TransformerMixin

class pyoptex.analysis.mixins.fit_mixin.TransformerMixin(factors=(), Y2X=<function identityY2X>, random_effects=())[source]

Base mixin for all transformers. This mixin extends the transformer mixin from sklearn. To create your own transformer, do

>>> class MyTransformer(TransformerMixin):
>>>     def _fit(self, X, y):
>>>         # Your fit code
>>>         pass
>>>
>>>     def _apply_transform(self, X, y):
>>>         # Your transform code to transform X and y
>>>         return X, y

You should implement two functions: the _fit function which fits the transformer to the data (given the encoded and normalized X, and normalized y), and the _apply_transform function which applies the transformation to the data.

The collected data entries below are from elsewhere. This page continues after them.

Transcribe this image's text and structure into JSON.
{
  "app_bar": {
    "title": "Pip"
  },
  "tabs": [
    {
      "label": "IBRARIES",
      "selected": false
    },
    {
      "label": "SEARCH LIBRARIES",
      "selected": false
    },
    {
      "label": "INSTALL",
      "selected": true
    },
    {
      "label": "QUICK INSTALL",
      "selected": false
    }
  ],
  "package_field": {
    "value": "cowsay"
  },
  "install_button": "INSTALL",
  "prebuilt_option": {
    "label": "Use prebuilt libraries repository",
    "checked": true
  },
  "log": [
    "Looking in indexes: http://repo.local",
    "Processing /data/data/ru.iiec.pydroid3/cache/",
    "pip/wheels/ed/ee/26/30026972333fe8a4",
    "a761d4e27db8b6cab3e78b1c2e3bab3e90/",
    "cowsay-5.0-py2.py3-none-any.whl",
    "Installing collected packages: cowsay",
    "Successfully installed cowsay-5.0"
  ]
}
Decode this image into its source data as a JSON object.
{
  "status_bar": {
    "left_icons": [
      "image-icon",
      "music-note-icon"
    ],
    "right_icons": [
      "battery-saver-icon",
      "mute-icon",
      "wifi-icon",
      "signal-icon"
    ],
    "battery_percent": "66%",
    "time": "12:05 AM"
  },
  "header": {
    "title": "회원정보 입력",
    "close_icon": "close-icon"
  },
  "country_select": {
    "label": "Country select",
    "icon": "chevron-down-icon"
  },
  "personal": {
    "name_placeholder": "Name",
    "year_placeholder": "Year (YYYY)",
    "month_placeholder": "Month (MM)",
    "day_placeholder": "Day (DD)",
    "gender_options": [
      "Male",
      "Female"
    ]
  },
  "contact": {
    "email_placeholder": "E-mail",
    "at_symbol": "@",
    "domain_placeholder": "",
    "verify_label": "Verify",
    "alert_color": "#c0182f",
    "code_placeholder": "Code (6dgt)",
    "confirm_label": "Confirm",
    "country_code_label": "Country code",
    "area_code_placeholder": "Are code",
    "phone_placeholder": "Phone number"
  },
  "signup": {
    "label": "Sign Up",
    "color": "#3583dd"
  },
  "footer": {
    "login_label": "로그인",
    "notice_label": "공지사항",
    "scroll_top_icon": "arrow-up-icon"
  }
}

Any attributes suffixed by _ is only accessible after fitting.

Note

Transformers should be able to handle both OLS and mixed models, or raise an error otherwise. Use fit_fn_ attribute to fit a model given some terms and data. It automatically accounts for OLS vs. mixed model.

Note

If you require access to the attributes factors, re or Y2X, use the underscored versions _factors, _re and _Y2X. As sklearn does not permit to adapt these factors directly, they may be adapted during fitting.

Attributes

factorslist(Factor): A list of factors to be used during fitting. It contains the categorical encoding, continuous normalization, etc.
Y2Xfunc(Y): The function to transform a design matrix Y to a model matrix X.
random_effectslist(str): The names of any random effect columns. Every random effect is interpreted as a string column and encoded using effect encoding.
n_features_in_int: The number of features. Equals len(self._factors).
features_names_in_list(str): The names of the features.
n_encoded_features_int: The number of encoded features. Is the result of Y2X(Y).shape[1].
effect_types_np.array(1d): An array indicating the type of each factor (effect). A 1 indicates a continuous variable, anything higher indicates a categorical factor with that many levels. Can be used for internal package functions such as encode_model.
coords_list: A list of 2d numpy arrays. Each element corresponds to the possible encodings of a factor. Retrieved using factor.coords_ property.
y_mean_float: The mean y-value, used in normalization.
y_std_float: The standard deviation of the y-value, used in normalization.
fit_fn_func(X, y, terms): A fit function used to fit a model from data and the specified terms. When random effects are specified, this fits a mixed model, otherwise an OLS is fitted.
Zs_np.array(2d): The groups of each random effect. Zs.shape[0] == len(self._re) and Zs.shape[1] == len(X). For example, if the first row is [0, 0, 1, 1], then the first two runs are in group 0 according to the first random effect, and the last two runs are in group 1.
is_fitted_bool: Whether the transformer has been fitted.

__init__(factors=(), Y2X=<function identityY2X>, random_effects=())[source]

Creates the regressor

Parameters

factorslist(Factor): A list of factors to be used during fitting. It contains the categorical encoding, continuous normalization, etc.
Y2Xfunc(Y): The function to transform a design matrix Y to a model matrix X.
random_effectslist(str): The names of any random effect columns. Every random effect is interpreted as a string column and encoded using effect encoding.

Methods

`TransformerMixin.fit`(X, y)	Fits the data.
`TransformerMixin.fit_transform`(X, y)	Fit the transformer to the data and apply the transformation.
`TransformerMixin.preprocess_fit`(X, y)	Preprocesses before fitting the data.
`TransformerMixin.set_output`(*[, transform])	Set output container.
`TransformerMixin.transform`(X, y)	Apply the transformation to the data.

Attributes

TransformerMixin.is_fitted

Checks whether the regressor has been fitted.